In New York City and Houston, 49 percent of residents speak a language other than English; in Los Angeles it is 59 percent; in Chicago, 36 percent; and in Phoenix, 38 percent, according to 2017 Census data analyzed by the Center for Immigration Studies.
Nationwide, total foreign-language speakers at home reached a record 67 million — up nearly 35 million since 1990. In California, 44 percent of school-age (5-17) children speak a foreign language at home, as do roughly one-third in Texas, Nevada, New Jersey, New York and Florida.
Bilingual and multilingual skills are a fine thing, but not at the expense of English proficiency. Academic performance of English Language Learner (ELL) students — the majority of whom are born in this country and are U.S. citizens – translates into “a truly alarming picture,” Education Week reports.
On National Assessment of Educational Progress reading exams, just 6 percent of ELL fourth-grade pupils were rated proficient. A mere 3 percent of eighth-grade ELL students were proficient.
Despite massive public expenditures, performance has not improved. Last year, NPR reported that in New York State, for example, the overall high school graduation rate of ELL students was just 37 percent, less than half the overall rate. Of those who do graduate, only 1.4 percent took college entrance exams like the SAT and ACT.
The biggest numerical growth of foreign speakers from 2010 to 2017 was in Spanish (up 4 million), but, increasingly, U.S. educators face a veritable Tower of Babel.
Of languages with more than 400,000 speakers in 2017, the largest percentage gains since 2010 were in Telugu (up 86 percent), Arabic (up 42 percent), Hindi (up 42 percent), Urdu (up 30 percent), Chinese (up 23 percent), Gujarati (up 22 percent) and Haitian (up 19 percent).

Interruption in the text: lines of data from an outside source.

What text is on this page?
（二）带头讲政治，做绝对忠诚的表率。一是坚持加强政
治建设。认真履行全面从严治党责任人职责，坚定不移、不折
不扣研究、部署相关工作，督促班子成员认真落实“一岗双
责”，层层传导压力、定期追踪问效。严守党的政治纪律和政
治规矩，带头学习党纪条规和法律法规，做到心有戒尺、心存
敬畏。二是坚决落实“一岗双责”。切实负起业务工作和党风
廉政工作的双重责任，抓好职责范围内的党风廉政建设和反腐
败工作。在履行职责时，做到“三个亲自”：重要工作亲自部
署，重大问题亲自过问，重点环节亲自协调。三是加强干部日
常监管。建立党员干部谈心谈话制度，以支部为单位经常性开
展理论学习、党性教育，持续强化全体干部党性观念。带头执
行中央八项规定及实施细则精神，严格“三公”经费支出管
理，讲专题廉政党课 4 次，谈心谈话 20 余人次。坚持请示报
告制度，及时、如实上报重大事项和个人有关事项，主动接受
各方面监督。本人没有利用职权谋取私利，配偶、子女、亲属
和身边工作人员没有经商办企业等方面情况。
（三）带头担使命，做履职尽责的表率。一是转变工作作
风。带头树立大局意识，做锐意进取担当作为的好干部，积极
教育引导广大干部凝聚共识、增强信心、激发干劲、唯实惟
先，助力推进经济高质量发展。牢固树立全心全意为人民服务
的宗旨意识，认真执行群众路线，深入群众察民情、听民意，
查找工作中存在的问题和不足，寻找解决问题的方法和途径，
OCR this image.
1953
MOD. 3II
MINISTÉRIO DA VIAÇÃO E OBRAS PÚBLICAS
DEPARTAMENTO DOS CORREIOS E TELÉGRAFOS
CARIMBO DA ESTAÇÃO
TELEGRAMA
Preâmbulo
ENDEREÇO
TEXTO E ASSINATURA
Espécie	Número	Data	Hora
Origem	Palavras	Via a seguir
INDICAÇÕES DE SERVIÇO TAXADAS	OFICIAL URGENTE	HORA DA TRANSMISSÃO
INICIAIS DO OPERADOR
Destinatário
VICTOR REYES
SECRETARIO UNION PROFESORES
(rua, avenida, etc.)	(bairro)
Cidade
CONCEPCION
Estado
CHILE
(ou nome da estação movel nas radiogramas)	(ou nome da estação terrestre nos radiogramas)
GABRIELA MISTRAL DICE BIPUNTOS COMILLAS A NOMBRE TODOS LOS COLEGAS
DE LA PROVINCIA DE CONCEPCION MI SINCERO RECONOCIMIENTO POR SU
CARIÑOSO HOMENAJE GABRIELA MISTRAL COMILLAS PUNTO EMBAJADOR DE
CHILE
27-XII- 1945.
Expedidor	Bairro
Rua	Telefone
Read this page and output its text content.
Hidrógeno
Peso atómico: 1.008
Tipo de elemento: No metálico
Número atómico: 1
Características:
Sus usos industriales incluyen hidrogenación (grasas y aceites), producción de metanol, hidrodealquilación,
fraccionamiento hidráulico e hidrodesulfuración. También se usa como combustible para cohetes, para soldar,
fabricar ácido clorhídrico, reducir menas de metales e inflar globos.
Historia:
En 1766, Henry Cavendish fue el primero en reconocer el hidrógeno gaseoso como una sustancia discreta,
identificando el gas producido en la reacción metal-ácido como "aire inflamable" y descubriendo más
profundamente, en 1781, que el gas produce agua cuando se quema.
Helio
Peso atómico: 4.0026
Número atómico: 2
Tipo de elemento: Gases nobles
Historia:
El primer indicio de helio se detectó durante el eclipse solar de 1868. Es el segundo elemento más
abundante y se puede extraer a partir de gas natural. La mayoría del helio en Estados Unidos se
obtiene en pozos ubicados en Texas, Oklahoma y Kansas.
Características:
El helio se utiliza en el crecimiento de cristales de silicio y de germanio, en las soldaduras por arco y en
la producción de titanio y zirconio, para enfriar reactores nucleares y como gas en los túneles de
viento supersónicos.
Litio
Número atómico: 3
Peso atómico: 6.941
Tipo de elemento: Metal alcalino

Hindi, Telugu and Gujarati are spoken in India and Urdu is the national language of Pakistan.
A recent sampling of 27 high schools found 9,000 refugee/immigrant students speaking 170-plus languages.
While socioeconomic and health factors can also impact academic performance, there is no question that fluency in English is essential to success in the classroom and the workplace.
“A common language is part of the glue that holds the country together,” notes Steve Camarota, co-author of the CIS study. “But the level of immigration is so high that it may be causing the country to grow apart, weakening the idea that Americans are one people.”